Er waren 103 deelnemers, 45 mannen en 58 vrouwen, met een gemiddelde leeftijd van 43 en 44 jaar (op dag 7 waren er gegevens beschikbaar van 101 deelnemers). Bij de aanvang van het onderzoek lagen de foliumzuurconcentraties van alle deelnemers boven de ondergrens van het referentiegebied. De vitamine-B6- en vitamine-B12-concentraties waren verlaagd bij respectievelijk 8 en 2 van hen. De plasmahomocysteïneconcentratie had een omgekeerd verband met de plasmaspiegels van foliumzuur en vitamine B12. Tijdens de vitamine-B6-suppletie veranderde de gemiddelde plasmaconcentratie homocysteïne niet en vertoonde 1 deelnemer een statistisch significante plasmahomocysteïnedaling. Tijdens foliumzuursuppletie daalde de gemiddelde plasmaconcentratie voor homocysteïne van 11,7 μmol/l (SD: 5,6) naar 9,1 (SD: 3,4) (p < 0,0001) en vertoonden 40 deelnemers (40) een statistisch significante plasmahomocysteïnedaling. Aan het eind van het onderzoek hing de plasmahomocysteïneconcentratie nog steeds samen met de plasmavitamine-B12-concentratie.

Conclusie

De foliumzuurconcentratie van de deelnemers bij aanvang van het onderzoek ging niet gepaard met de laagst mogelijke plasmahomocysteïnespiegels. Vanwege het wellicht voortdurend groter wordende atheroscleroserisico bij een toename van de plasmahomocysteïneconcentratie is het mogelijk verstandig om deze zo laag mogelijk te houden. Hiertoe zou de aanbevolen dagelijkse hoeveelheid van foliumzuur dienen te worden verhoogd.

Auteursinformatie

Academisch Ziekenhuis, Postbus 30.001, 9700 RB Groningen.
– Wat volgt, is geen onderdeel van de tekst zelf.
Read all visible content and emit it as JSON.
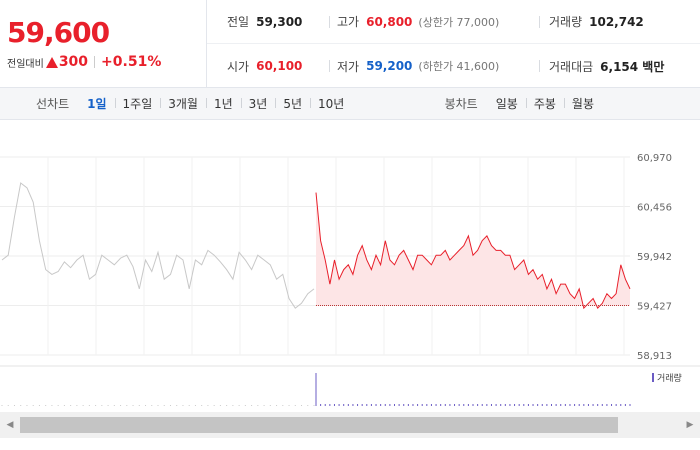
{
  "quote": {
    "price": "59,600",
    "change_label": "전일대비",
    "change_value": "300",
    "change_pct": "+0.51%",
    "prev_close_label": "전일",
    "prev_close": "59,300",
    "high_label": "고가",
    "high": "60,800",
    "upper_limit": "(상한가 77,000)",
    "volume_label": "거래량",
    "volume": "102,742",
    "open_label": "시가",
    "open": "60,100",
    "low_label": "저가",
    "low": "59,200",
    "lower_limit": "(하한가 41,600)",
    "amount_label": "거래대금",
    "amount": "6,154 백만"
  },
  "toolbar": {
    "line_label": "선차트",
    "periods": [
      "1일",
      "1주일",
      "3개월",
      "1년",
      "3년",
      "5년",
      "10년"
    ],
    "active_period": 0,
    "candle_label": "봉차트",
    "candles": [
      "일봉",
      "주봉",
      "월봉"
    ]
  },
  "colors": {
    "up": "#e8202b",
    "down": "#1561c9",
    "prev_day_line": "#c8c8c8",
    "area_fill": "#fde5e6",
    "volume_bar": "#6b5cc4"
  },
  "chart_data": {
    "type": "line",
    "yticks": [
      "60,970",
      "60,456",
      "59,942",
      "59,427",
      "58,913"
    ],
    "ylim": [
      58913,
      60970
    ],
    "baseline": 59427,
    "volume_legend": "거래량",
    "grid": true,
    "series": [
      {
        "values": [
          59900,
          59950,
          60350,
          60700,
          60650,
          60500,
          60100,
          59800,
          59750,
          59780,
          59880,
          59820,
          59900,
          59950,
          59700,
          59750,
          59950,
          59900,
          59850,
          59920,
          59950,
          59830,
          59600,
          59900,
          59780,
          59980,
          59700,
          59750,
          59950,
          59900,
          59600,
          59900,
          59850,
          60000,
          59950,
          59880,
          59800,
          59700,
          59980,
          59900,
          59800,
          59950,
          59900,
          59850,
          59700,
          59750,
          59500,
          59400,
          59450,
          59550,
          59600
        ]
      },
      {
        "values": [
          60600,
          60100,
          59900,
          59650,
          59900,
          59700,
          59800,
          59850,
          59750,
          59950,
          60050,
          59900,
          59800,
          59950,
          59850,
          60100,
          59900,
          59850,
          59950,
          60000,
          59900,
          59800,
          59950,
          59950,
          59900,
          59850,
          59950,
          59950,
          60000,
          59900,
          59950,
          60000,
          60050,
          60150,
          59950,
          60000,
          60100,
          60150,
          60050,
          60000,
          60000,
          59950,
          59950,
          59800,
          59850,
          59900,
          59750,
          59800,
          59700,
          59750,
          59600,
          59700,
          59550,
          59650,
          59650,
          59550,
          59500,
          59600,
          59400,
          59450,
          59500,
          59400,
          59450,
          59550,
          59500,
          59550,
          59850,
          59700,
          59600
        ]
      }
    ]
  }
}
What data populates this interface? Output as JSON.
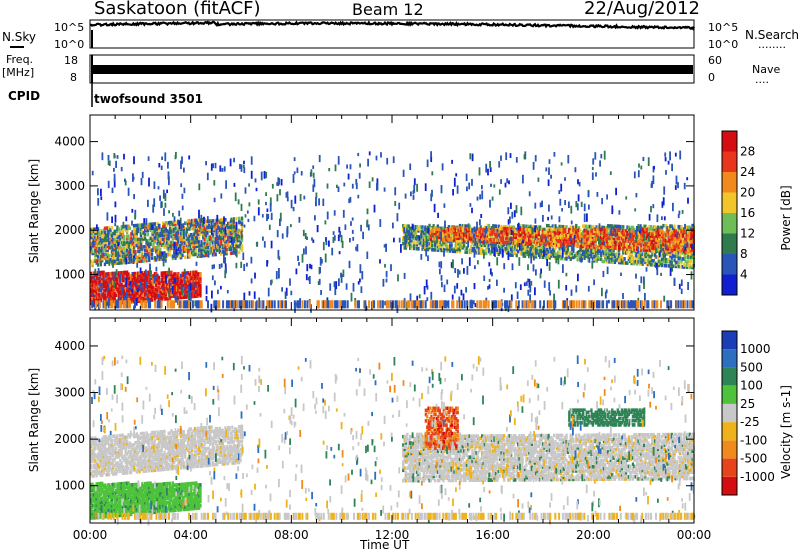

Centraal Klinisch-Chemisch Laboratorium: mw.D.A.J.Brouwer, assistent-geneeskundige; H.T.M.E.Welten, farmaciestudent; dr.F.A.J.Muskiet, klinisch chemicus.

Atherosclerose Lipiden Polikliniek: dr.J.J.van Doormaal, internist.

Laboratorium voor Metabole Ziekten: dr.D.-J.Reijngoud, klinisch chemicus.

Contact mw.D.A.J.Brouwer

Heb je nog vragen na het lezen van dit artikel?
Check onze AI-tool en verbaas je over de antwoorden.
ASK NTVG

Ook interessant

Reacties

Wageningen, april 1998,

Het artikel van Brouwer et al. (1998:782-6) geeft ons aanleiding tot een reactie. In deze publicatie toont de Groningse onderzoeksgroep aan dat het innemen van één tablet van 5 mg foliumzuur per dag door gezonde vrijwilligers leidt tot een verlaging van de totale homocysteïneconcentratie in het plasma. Hieruit concluderen de auteurs dat de aanbevolen hoeveelheid voor foliumzuur (200-300 μg/dag) te laag is. Omdat echter de werkelijke inname van folaat (de natuurlijke vorm vanfoliumzuur) uit de voeding blijkbaar niet is gemeten, kan niet worden uitgesloten dat de deelnemers minder dan de dagelijkse aanbevolen hoeveelheid folaat met hun voeding binnenkregen. Wij menen derhalve dat de titel van het artikel beter zou kunnen luiden: ‘Folaatstatus van gezonde vrijwilligers onvoldoende voor optimale homocysteïnespiegels’.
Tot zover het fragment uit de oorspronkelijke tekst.